Archive for July 19th, 2009
The Tragedy Of The Anti-Space Travel Space Scientist
One can only feel sad upon reading Giovanni F Bignami’s op-ed piece about the race to the Moon and what choices to take for the future (“Once in a Blue Moon “, IHT, 18-19 July 2009). Prof Bignami’s argument appears to be about treating space-faring as a purely novelty product, like a fairly curious but ultimately useless item on a late-night TV shopping channel. Something you may be convinced to buy, but just the once.
And even if we have spent less than a week in total time exploring a few square miles of a place as big as the former Soviet Union, Prof Bignami tries to seriously argue that there is no “compelling reason” to go back to the Moon. And that we should embark on the enormous effort to reach Mars instead, presumably for a couple of trips before getting bored with travelling millions of kilometers too.

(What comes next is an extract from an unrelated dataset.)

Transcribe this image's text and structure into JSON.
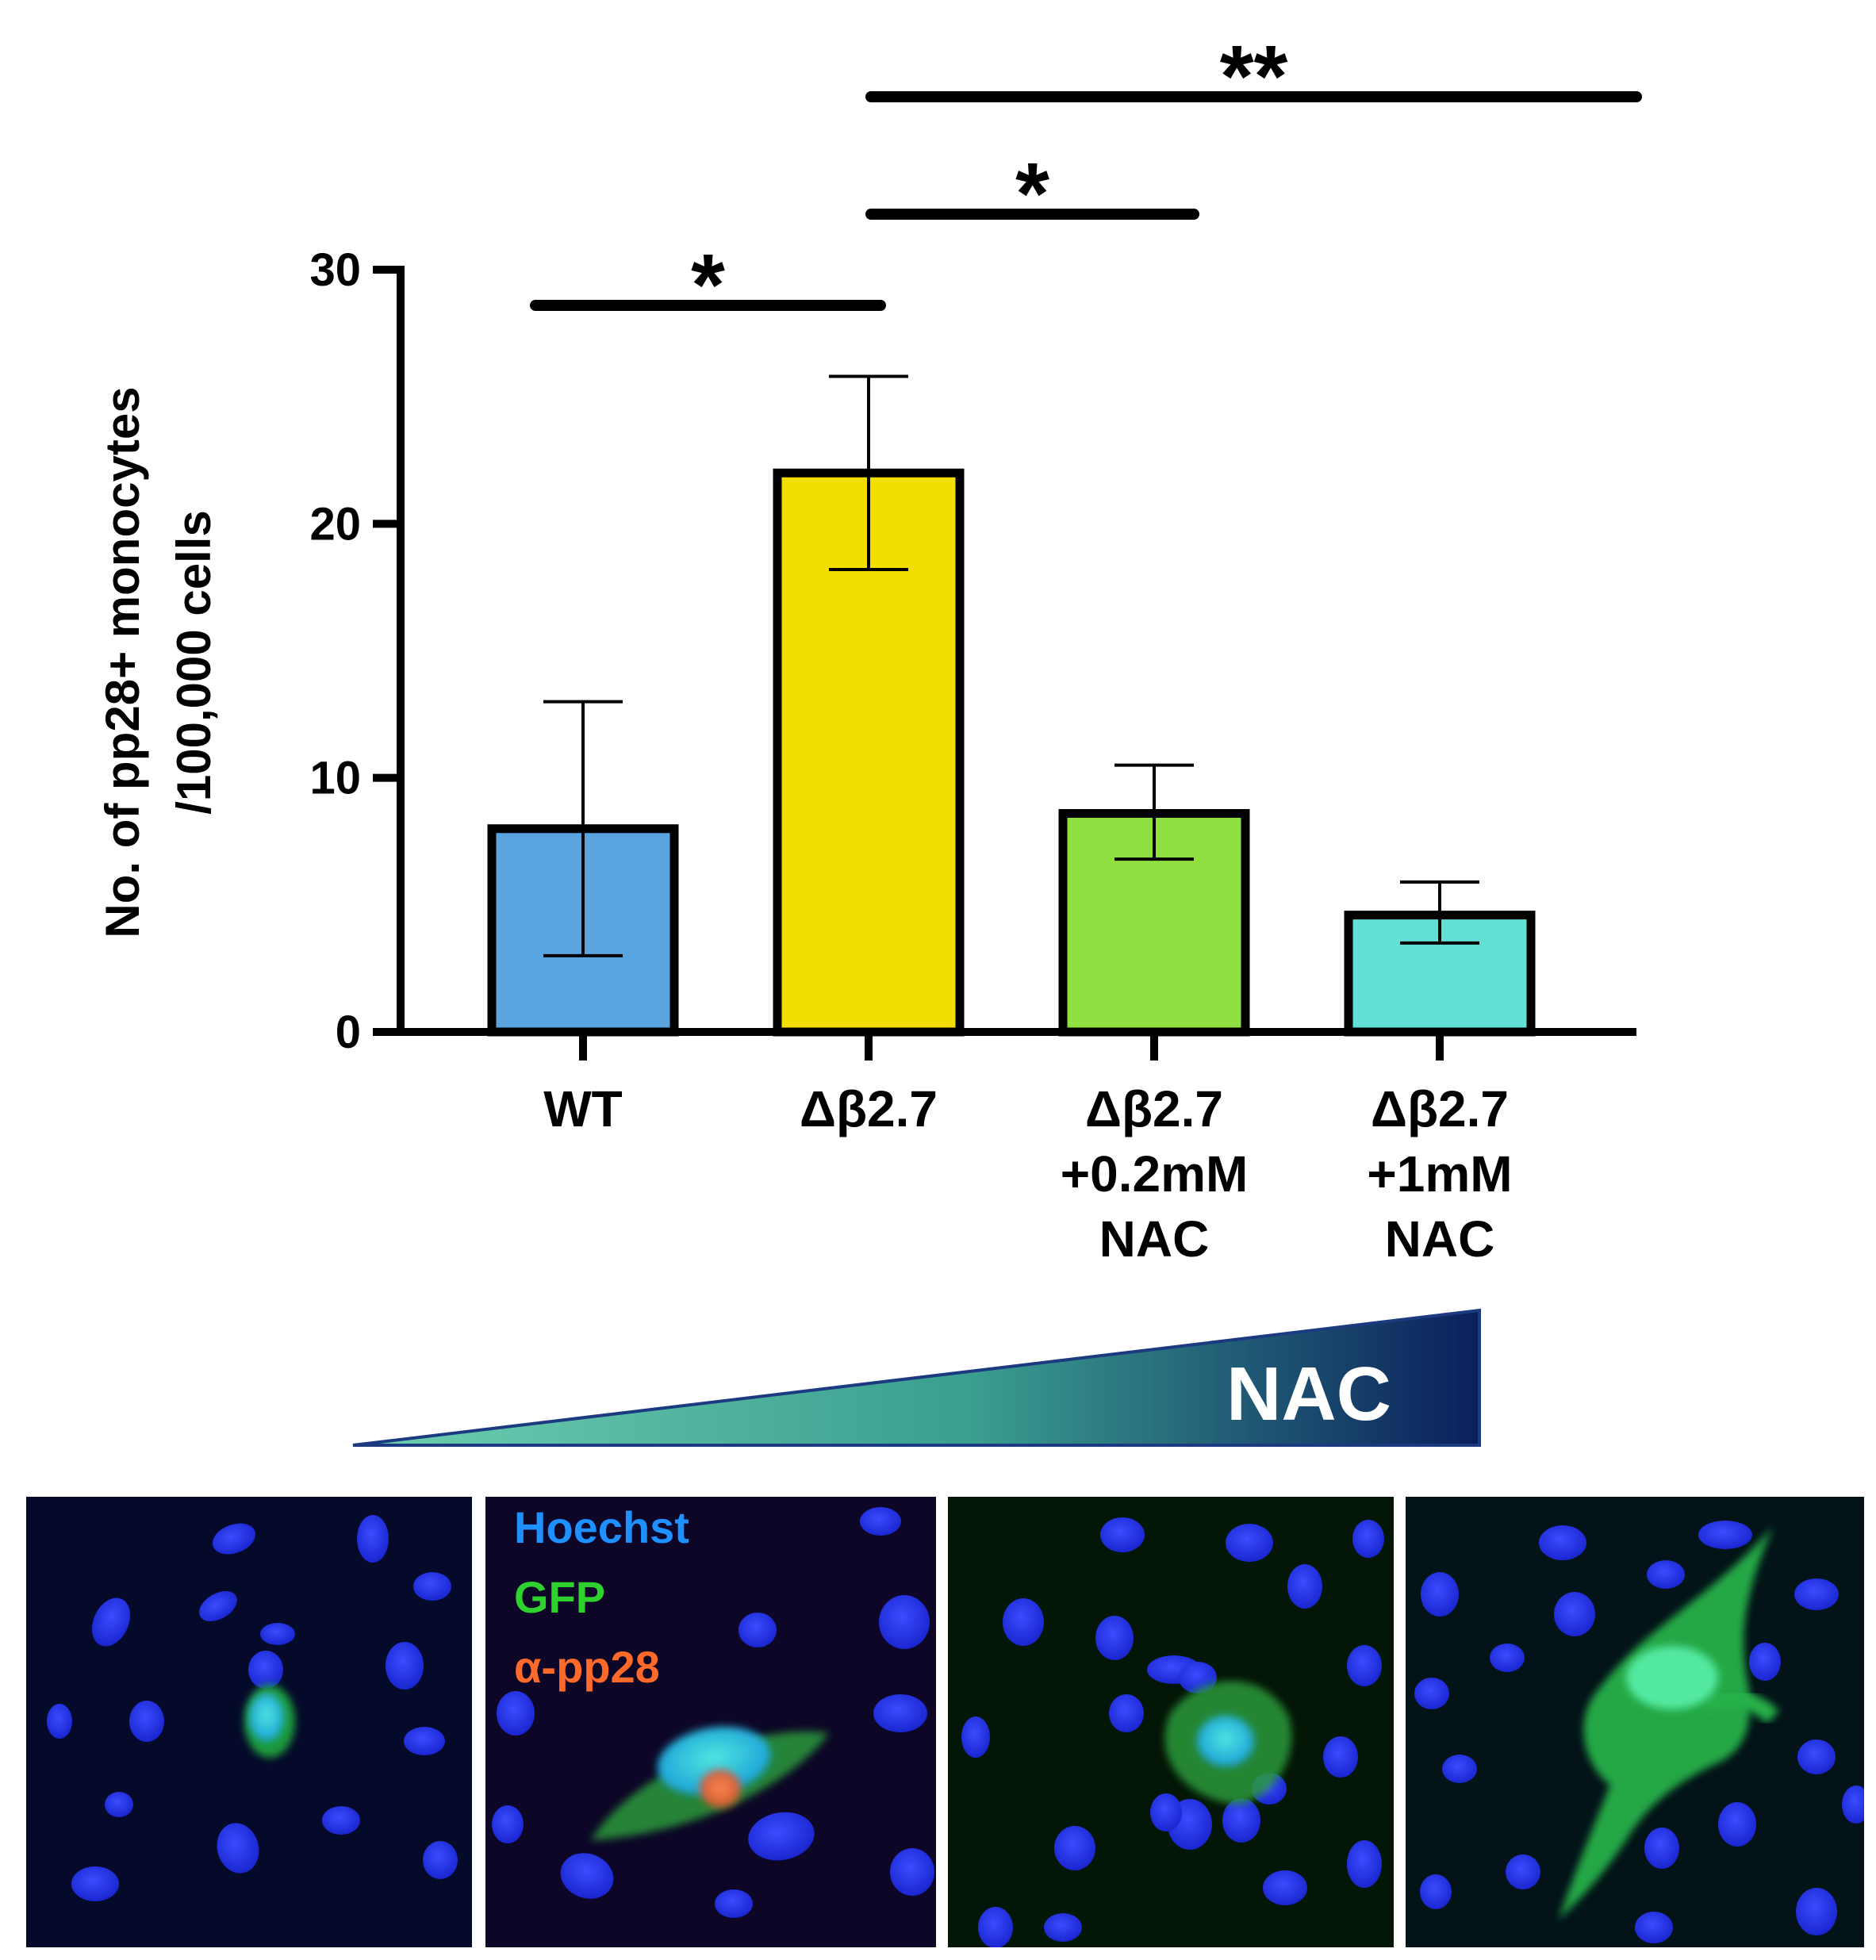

Here’s a “compelling reason” then: as it is well known, one needs a lot less fuel to travel to Mars from the Moon, than from Earth. Most of the launch cost lies in getting from our planet to low Earth orbit: beyond that, the whole planetary system is within relatively easy reach.
Prof Bignami remarks also that “the notion of mining on the moon would also [be] environmentally offensive“. I for one do not understand how will humans ever be able to “environmentally offend” a surface pummeled for billions of years by asteroids of all sizes, by a perfectly unhindered solar wind, and by cosmic radiations of all sorts. That is the Lunar surface, made of a type that likely covers several billion square kilometers on hundreds of natural satellites in our Solar System alone.
Paradoxically, the astronomical/astronautical community has been unable to support its own cause since the launch of the Sputnik. Nobody has gone anywhere because of effective lobbying by planetary geologists or solar scientists.
Bignami’s op-ed appears to be yet another example of how bizarrely brainy arguments about going to Mars vs returning to the Moon have succeeded so far only in keeping the human race in low Earth orbit, literally going around in circles instead of literally reaching for the stars.